Malala Yousafzai's Amazing Nobel Prize Speech

On Wednesday, a 17-year-old girl became the youngest-ever recipient of one of the most prestigious awards of all time — and she accepted it with a worldwide dig on arms spending. With a characteristically wonderful speech, Malala Yousafzai received the Nobel Peace Prize in Oslo.

The Pakistani teenager accepted the award for education activism alongside Indian activist Kailash Satyarthi, whom she is sharing the prize with. Satyarthi was recognized for saving over 80,000 children from slave labor.

In her speech, Yousafzai addressed the Taliban's attempt on her life when she was just 14 years old. The education activist had become well known in the community for speaking out against the Taliban's view on education for girls, and thus was targeted by the regime. When a gunman tried to silence Yousafzai by boarding her bus on the way to school and aimed a pistol at her head, she made a bold decision to keep on with her criticism of the organization.

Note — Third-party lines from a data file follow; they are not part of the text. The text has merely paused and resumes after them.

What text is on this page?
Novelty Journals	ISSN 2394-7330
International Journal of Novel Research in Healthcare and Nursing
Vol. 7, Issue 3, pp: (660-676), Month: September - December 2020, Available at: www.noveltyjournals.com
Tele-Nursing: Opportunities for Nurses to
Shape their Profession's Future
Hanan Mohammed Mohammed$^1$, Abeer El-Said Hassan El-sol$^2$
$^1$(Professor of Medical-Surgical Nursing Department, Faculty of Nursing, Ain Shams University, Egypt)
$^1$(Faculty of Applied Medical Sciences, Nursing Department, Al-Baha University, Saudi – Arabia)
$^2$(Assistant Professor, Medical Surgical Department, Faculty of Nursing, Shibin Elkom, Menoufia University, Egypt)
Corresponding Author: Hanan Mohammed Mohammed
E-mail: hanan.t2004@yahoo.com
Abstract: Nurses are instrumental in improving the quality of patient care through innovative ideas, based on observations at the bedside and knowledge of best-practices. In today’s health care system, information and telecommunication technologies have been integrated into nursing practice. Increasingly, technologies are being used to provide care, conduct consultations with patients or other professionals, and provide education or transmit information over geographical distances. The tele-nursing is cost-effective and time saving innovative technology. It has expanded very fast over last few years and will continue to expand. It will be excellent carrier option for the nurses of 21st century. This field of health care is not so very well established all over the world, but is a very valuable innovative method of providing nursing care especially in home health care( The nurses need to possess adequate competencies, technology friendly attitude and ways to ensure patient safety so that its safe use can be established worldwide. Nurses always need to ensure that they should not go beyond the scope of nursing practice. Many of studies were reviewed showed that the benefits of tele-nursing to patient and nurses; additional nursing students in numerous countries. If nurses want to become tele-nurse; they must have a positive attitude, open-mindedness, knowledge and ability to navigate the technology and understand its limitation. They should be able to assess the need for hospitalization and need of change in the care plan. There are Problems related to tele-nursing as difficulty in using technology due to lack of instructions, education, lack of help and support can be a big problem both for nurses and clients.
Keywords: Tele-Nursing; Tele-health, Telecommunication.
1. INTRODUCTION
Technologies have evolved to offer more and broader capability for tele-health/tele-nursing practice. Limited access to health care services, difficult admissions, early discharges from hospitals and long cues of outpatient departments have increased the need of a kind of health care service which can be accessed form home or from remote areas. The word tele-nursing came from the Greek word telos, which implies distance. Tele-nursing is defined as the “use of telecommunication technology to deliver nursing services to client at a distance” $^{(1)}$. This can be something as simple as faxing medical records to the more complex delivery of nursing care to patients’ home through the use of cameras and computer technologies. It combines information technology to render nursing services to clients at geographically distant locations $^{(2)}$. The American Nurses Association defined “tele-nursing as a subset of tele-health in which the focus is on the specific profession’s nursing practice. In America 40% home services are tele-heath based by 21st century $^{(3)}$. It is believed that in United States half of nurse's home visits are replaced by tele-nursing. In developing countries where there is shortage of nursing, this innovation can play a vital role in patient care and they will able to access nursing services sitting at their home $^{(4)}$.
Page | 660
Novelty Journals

I had two options — one was to remain silent and wait to be killed, and the second was to speak up and then be killed. I chose the second one. I decided to speak up.

Yousafzai also called pretty much the entire world out for what she views as skewed priorities.

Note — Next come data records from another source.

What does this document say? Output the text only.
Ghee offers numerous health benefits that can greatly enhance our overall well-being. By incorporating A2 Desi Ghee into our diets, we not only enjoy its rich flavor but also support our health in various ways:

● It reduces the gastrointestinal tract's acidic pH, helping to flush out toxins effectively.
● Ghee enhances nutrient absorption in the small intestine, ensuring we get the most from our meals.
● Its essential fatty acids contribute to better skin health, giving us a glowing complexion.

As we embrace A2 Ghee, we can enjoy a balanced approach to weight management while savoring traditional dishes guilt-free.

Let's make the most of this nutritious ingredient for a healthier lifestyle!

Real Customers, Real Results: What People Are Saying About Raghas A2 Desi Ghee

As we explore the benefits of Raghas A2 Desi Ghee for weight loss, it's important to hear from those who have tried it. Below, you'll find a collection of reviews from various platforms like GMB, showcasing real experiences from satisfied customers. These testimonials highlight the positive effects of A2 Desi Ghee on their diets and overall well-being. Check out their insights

Dear brothers and sisters, the so-called world of adults may understand it, but we children don't. Why is it that countries, which we call "strong," are so powerful in creating wars but so weak in bringing peace? Why is it that giving guns is so easy but giving books is so hard? Why is it that making tanks is so easy but building schools is so difficult?
Christopher Furlong/Getty Images News/Getty Images

Surrounded by dignitaries from all over the world, Yousafzai graciously shared her accomplishment with the millions of girls and voices she represents.

I am those 66 million girls who are deprived of education – and today I am not raising my voice, it is the voice of those 66 million girls. Sometimes people like to ask me, why should girls go to school? Why is it important for them? But I think the more important question is: why shouldn’t they? Why shouldn’t they have this right?

So if you're feeling lazy during a finals week study session, perhaps look to the 17-year-old who is fighting desperately to preserve education for girls and ask yourself if it's worth it to study for that test (hint: it is definitely worth it).